No, the people who do go all in on utility-scale installations are people looking to profit from self-destructive government policies — while the policies last. Which is the part these people seem to have forgotten about, ignoring the risk part of the risk-reward investment equation. Because it’s not a match, as that head of the Czech solar power association suggested. It’s the energy system. And the laws governing that system don’t bend to governments’ — or developers’ — will.
“Such changes could lead to bankruptcies and yield far fewer savings than the ministry of finance expects,” the head of asset management at solar developer and “investor” Enery told the FT, referring to the subsidy decision of the Czech government. What is Enery?

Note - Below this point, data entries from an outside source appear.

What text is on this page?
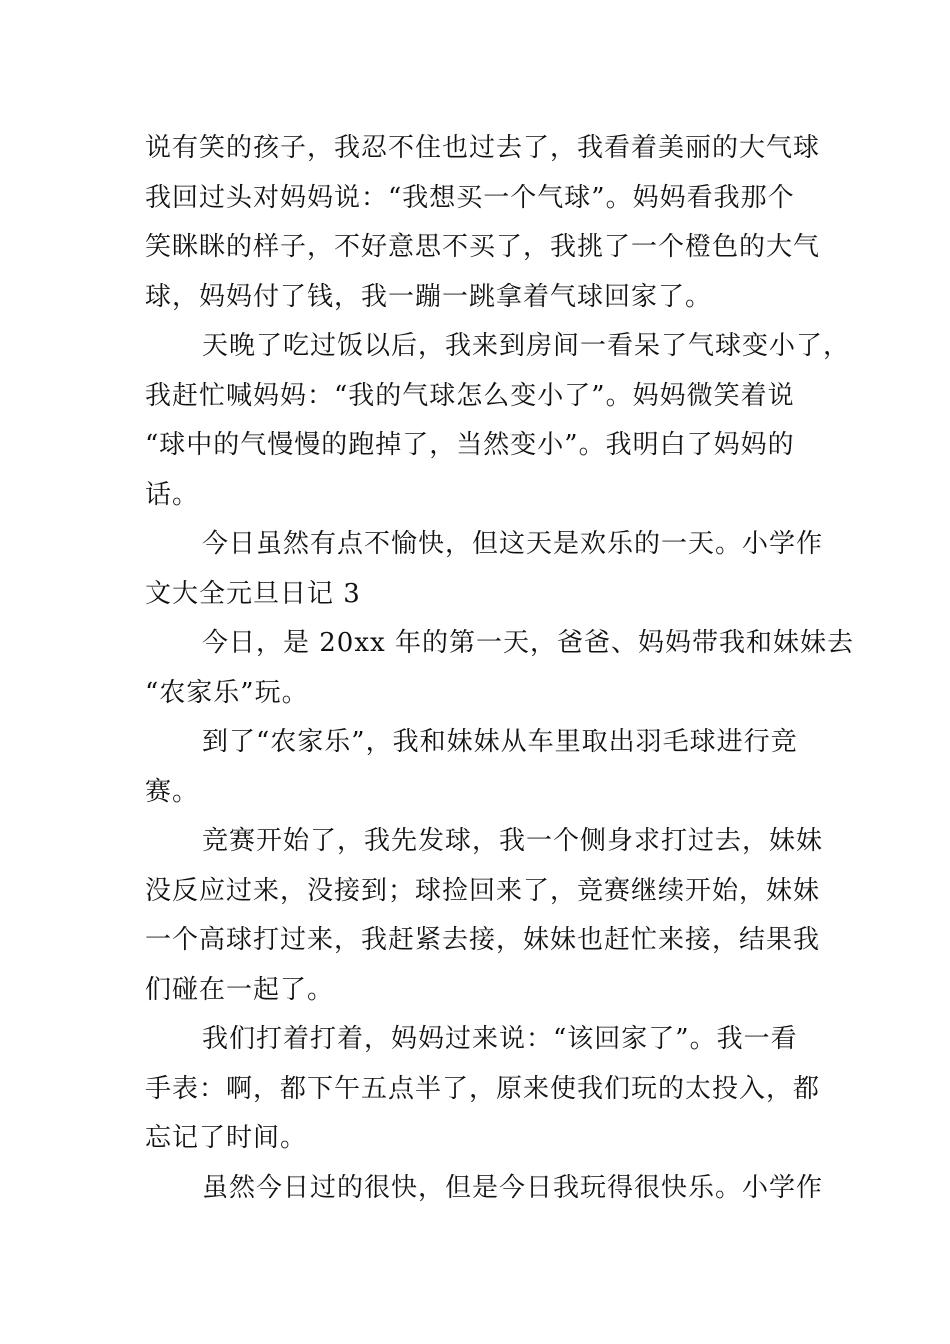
说有笑的孩子，我忍不住也过去了，我看着美丽的大气球
我回过头对妈妈说：“我想买一个气球”。妈妈看我那个
笑眯眯的样子，不好意思不买了，我挑了一个橙色的大气
球，妈妈付了钱，我一蹦一跳拿着气球回家了。
天晚了吃过饭以后，我来到房间一看呆了气球变小了，
我赶忙喊妈妈：“我的气球怎么变小了”。妈妈微笑着说
“球中的气慢慢的跑掉了，当然变小”。我明白了妈妈的
话。
今日虽然有点不愉快，但这天是欢乐的一天。小学作
文大全元旦日记 3
今日，是 20xx 年的第一天，爸爸、妈妈带我和妹妹去
“农家乐”玩。
到了“农家乐”，我和妹妹从车里取出羽毛球进行竞
赛。
竞赛开始了，我先发球，我一个侧身求打过去，妹妹
没反应过来，没接到；球捡回来了，竞赛继续开始，妹妹
一个高球打过来，我赶紧去接，妹妹也赶忙来接，结果我
们碰在一起了。
我们打着打着，妈妈过来说：“该回家了”。我一看
手表：啊，都下午五点半了，原来使我们玩的太投入，都
忘记了时间。
虽然今日过的很快，但是今日我玩得很快乐。小学作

Well, per their own website, “Enery is leading the green energy transition through the acquisition, development, construction, and operation of large-scale renewable energy plants. With a sustainable long-term vision, we deliver clean electricity at affordable prices to create a more sustainable energy landscape.”
It is ironic how they talk about a sustainable long-term vision when that vision is fully, entirely and, in case I haven’t made it clear enough, completely dependent on the continued flow of government cash. Meaning taxpayer cash. But they assure us that their vision involves cheap electricity.
Indeed, solar electricity is cheap during the sunny days. It’s so cheap, producers must either pay to have the grid accept their output or curtail it, meaning waste it. Which only makes those taxpayer money all the more vital for the survival of the non-industry of utility-scale solar. By the by, “Czech households struggle to pay some of Europe’s highest electricity bills,” per the FT. That’s how cheap solar is when you include every relevant factor rather than just the ones you like. Unbendable laws and all that.
The fact that solar leeches are going the litigation way speaks volumes about the state of their non-industry. It’s doing so badly, they have no choice but to force the government by any means necessary to keep pumping those subsidies into solar installations that nobody really needs and that are only making life more expensive for the average voter — and for the subsidy dispenser also known as the government. It is an unsustainable situation and it is not going to be sustained for much longer.
Consider a win in court for the plaintiffs. What happens next? Well, the government is forced to continue subsidising their eye sores. Electricity bills keep getting higher because the subsidy money has to come from somewhere. Demand for electricity falls because people can’t afford it. Supply, however, grows during the sunny months. Negative prices increase in frequency. Calls for even more subsidies ensue because negative prices kill profits. Just how long before the Czech take to the streets to break the vicious circle? They do, after all, have a history of not taking kindly to oppression.
What’s happening in the Czech Republic right now is symptomatic of the solar situation across Europe and the sooner everyone at the top realises it, the sooner we can start fixing this situation. By suspending all subsidies for utility-scale installations. With solar, smaller is better. Large solar has never made sense outside China — because China has all that cheap coal — and it never will. Keep solar on rooftops. Leave the land for the farmers.
Disclosure: We have a 5 kW solar system on our roof. We put it up because, one, we suspect grid electricity prices are going to go much higher, thanks in no small part to utility-scale solar plans by whatever government is in office at the moment, and, two, we get lots of sun for about eight months in the year. We do not sell excess output to the grid. We have principles. And a fireplace.